The Essential Oil Therapist Practitioner Course

This course was originally written, delivered and trialled as an integrated aspect of the BSc Complementary Medicine and Health Sciences degree Aromatherapy Module at the University of Salford during 2008/09; it’s aim, to provide a legitimate training route that involves the therapeutic application of essential oils via various mediums other than massage – for example, therapeutic perfumes, creams, lotions, inhalers and environmental diffusers, among others.  


Massage is an extremely effective vehicle for the delivery of essential oils, however, it is not an appropriate method of application in instances where client therapist contact does not form part of therapeutic treatment – for example, counselling, psychotherapy – or when massage is contra-indicated due to an underlying health condition, or in instances where clients simply do not want to be touched yet would benefit tremendously from the therapeutic values of essential oils.  


Course overview

Course content includes the standard professional aromatherapy training criteria set out by the National Qualification Framework (NQF) but omits massage and  emphasises methods of  topical self application and appropriate essential oil blending, counselling skills and professional supervision.  Content, for example, includes elements such as:

  • Botany and botanical plant families
  • Methods of essential oil extraction and evaluation (GLC / MS)
  • Related organic chemistry
  • Profiles of up to 60 essential oils
  • Blending and appropriate methods of use and application
  • Safe Practice, Health & Safety: contra indications /actions
  • Consultation procedures – process and protocol; client therapist interface
  • Clinical practice
  • Counselling skills

The word aromatherapy immediately, intrinsically, summons an image of someone relaxing on a massage couch being anointed in essential oils by an attentive therapist, the word ‘relaxation’ resonating through the ambiance created in this picture. Indeed, this image is constantly promoted through media advertising or representation of aromatherapy (as well as the image of someone relaxing in a candle lit bath). It is true that massage provides a wonderful vehicle and plays a very significant, valuable role in terms of enhancing the effects of essential oils, promoting wellness and a sense of wellbeing. However, not everyone is comfortable with intimate physical contact.

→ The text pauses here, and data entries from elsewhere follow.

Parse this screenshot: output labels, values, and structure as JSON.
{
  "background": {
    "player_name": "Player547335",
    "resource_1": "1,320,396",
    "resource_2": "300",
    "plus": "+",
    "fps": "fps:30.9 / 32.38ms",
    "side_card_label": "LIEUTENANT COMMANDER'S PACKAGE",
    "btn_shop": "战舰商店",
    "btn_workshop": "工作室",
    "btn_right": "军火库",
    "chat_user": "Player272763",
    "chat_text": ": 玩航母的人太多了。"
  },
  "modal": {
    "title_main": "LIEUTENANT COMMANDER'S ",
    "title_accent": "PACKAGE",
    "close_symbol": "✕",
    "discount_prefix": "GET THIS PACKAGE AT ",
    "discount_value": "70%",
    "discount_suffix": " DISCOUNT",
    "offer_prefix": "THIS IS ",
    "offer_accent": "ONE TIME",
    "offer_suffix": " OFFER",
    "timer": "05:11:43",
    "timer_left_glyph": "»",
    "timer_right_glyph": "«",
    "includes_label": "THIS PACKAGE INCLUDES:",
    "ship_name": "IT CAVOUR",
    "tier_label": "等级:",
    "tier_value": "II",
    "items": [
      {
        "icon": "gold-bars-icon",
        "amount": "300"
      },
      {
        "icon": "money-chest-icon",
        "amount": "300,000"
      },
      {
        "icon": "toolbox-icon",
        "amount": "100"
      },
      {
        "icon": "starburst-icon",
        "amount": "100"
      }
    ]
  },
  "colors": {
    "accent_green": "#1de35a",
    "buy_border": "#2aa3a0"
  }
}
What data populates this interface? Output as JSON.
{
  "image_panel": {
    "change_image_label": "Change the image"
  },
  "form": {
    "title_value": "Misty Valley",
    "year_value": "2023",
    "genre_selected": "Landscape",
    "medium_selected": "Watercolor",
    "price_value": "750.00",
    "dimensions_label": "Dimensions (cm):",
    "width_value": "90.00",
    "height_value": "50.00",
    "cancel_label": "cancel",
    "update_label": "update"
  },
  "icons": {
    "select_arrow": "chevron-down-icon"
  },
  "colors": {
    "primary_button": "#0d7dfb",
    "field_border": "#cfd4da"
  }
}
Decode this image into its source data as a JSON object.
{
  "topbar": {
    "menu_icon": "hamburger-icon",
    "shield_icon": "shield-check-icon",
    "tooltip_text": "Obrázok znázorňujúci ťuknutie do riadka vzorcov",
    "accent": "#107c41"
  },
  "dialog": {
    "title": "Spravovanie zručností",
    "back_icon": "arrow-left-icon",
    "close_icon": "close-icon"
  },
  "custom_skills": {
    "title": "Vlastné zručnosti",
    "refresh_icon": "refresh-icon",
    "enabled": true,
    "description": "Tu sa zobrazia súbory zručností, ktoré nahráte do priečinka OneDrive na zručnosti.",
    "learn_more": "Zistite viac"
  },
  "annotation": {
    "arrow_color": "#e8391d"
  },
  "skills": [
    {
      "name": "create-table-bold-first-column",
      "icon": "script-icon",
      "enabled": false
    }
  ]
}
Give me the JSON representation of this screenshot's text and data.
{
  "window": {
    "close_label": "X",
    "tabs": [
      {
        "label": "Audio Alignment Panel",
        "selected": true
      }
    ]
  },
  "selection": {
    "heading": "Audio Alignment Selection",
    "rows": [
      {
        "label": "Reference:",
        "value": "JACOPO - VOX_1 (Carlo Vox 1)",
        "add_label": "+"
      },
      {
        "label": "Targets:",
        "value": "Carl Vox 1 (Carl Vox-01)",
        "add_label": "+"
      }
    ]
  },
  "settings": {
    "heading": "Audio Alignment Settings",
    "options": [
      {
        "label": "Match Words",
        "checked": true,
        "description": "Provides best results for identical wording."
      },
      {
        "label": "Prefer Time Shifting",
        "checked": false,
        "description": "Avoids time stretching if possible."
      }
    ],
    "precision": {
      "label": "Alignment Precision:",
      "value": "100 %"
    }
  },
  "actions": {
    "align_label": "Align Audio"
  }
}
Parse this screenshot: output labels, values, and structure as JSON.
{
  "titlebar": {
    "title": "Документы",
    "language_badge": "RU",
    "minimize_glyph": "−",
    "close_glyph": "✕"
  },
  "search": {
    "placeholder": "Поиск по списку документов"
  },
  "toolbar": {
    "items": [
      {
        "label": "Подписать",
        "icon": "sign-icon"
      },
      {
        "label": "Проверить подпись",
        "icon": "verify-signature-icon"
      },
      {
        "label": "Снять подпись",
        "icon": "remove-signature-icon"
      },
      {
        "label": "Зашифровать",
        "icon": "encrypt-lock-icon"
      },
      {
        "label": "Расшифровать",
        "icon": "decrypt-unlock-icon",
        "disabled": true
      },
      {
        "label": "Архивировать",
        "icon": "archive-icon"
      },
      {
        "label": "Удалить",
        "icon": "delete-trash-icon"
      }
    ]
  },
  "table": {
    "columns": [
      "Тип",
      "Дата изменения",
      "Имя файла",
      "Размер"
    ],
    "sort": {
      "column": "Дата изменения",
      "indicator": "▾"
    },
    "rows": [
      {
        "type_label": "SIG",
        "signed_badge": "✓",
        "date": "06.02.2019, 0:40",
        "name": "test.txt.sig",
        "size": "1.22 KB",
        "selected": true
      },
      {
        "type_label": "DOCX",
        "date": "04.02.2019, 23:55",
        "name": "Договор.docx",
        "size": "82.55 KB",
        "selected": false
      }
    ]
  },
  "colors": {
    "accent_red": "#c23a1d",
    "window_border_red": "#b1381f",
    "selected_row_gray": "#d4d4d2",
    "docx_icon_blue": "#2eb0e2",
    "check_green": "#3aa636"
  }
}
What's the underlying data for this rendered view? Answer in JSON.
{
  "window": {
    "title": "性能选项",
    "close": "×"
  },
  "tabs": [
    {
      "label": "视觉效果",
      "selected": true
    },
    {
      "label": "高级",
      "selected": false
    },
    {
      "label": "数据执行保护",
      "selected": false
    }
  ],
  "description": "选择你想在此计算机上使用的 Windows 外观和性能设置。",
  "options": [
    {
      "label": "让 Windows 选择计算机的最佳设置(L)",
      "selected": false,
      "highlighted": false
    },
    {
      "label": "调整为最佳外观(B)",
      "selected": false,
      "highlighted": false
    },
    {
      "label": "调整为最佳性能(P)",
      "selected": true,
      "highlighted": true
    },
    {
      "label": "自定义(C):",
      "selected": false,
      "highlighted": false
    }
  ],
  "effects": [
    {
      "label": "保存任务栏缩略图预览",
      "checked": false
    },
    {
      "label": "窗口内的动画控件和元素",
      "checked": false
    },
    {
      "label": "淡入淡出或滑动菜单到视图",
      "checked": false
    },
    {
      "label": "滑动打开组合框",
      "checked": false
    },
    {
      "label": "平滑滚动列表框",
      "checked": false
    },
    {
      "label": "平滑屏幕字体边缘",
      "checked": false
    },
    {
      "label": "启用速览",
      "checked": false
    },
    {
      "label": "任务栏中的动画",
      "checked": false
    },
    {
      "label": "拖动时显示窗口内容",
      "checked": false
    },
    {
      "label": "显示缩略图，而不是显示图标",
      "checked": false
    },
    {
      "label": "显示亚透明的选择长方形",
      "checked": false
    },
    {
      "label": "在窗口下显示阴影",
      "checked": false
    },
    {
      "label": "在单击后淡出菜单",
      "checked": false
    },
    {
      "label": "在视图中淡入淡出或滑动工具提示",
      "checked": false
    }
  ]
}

There are many examples of therapeutic situations where a professional therapist might wish to include the use essential oils, counselling being one example, but not apply massage. As well as promoting relaxation and wellbeing, essential oils can be applied topically for stress and many stress related conditions in the form of ‘therapeutic perfumes’, ointments, lotions, creams, compresses etc. and diffused environmentally to create a specific ambiance or influence mood and emotion. Yet, it remains virtually impossible to gain a professionally recognised qualification in these arts alone without the inclusion of massage, which clearly represents one of many other methods of application.

Essential oils are available to purchase through mail order or in high street shops; the purchaser is not required to have a qualification to use them. However, the user must have a professional qualification and have professional insurance cover to apply essential oils to others in a therapeutic context. The counsellor (or other health professional), for example, who chooses to diffuse essential oils in their treatment room to create a pleasant ambiance does not have to have an aromatherapy qualification to do so because they are not applying the essential oils directly to their client, yet they might be very interested in, and would benefit from, learning and understanding more about the nature and chemical influence essential oils have on, for example, mood and emotion; physical contact in the context of this type of therapeutic process is undesirable. In order to promote the safe and appropriate use of essential oils as a health care commodity it makes sense, therefore, that professional training should be appropriate and appealing to as many health professionals as possible.

Aromatherapy is currently delivered in some universities, but is mainly delivered in the hair and beauty departments of FE Colleges and some private training schools. There are post qualifying courses delivered that adapt to need, for example, in hospices, but these are usually complementary to professional training and do not alone licence the student to deliver essential oils therapeutically. The Essential Oil Therapist Practitioner Course aims to bridge this gap.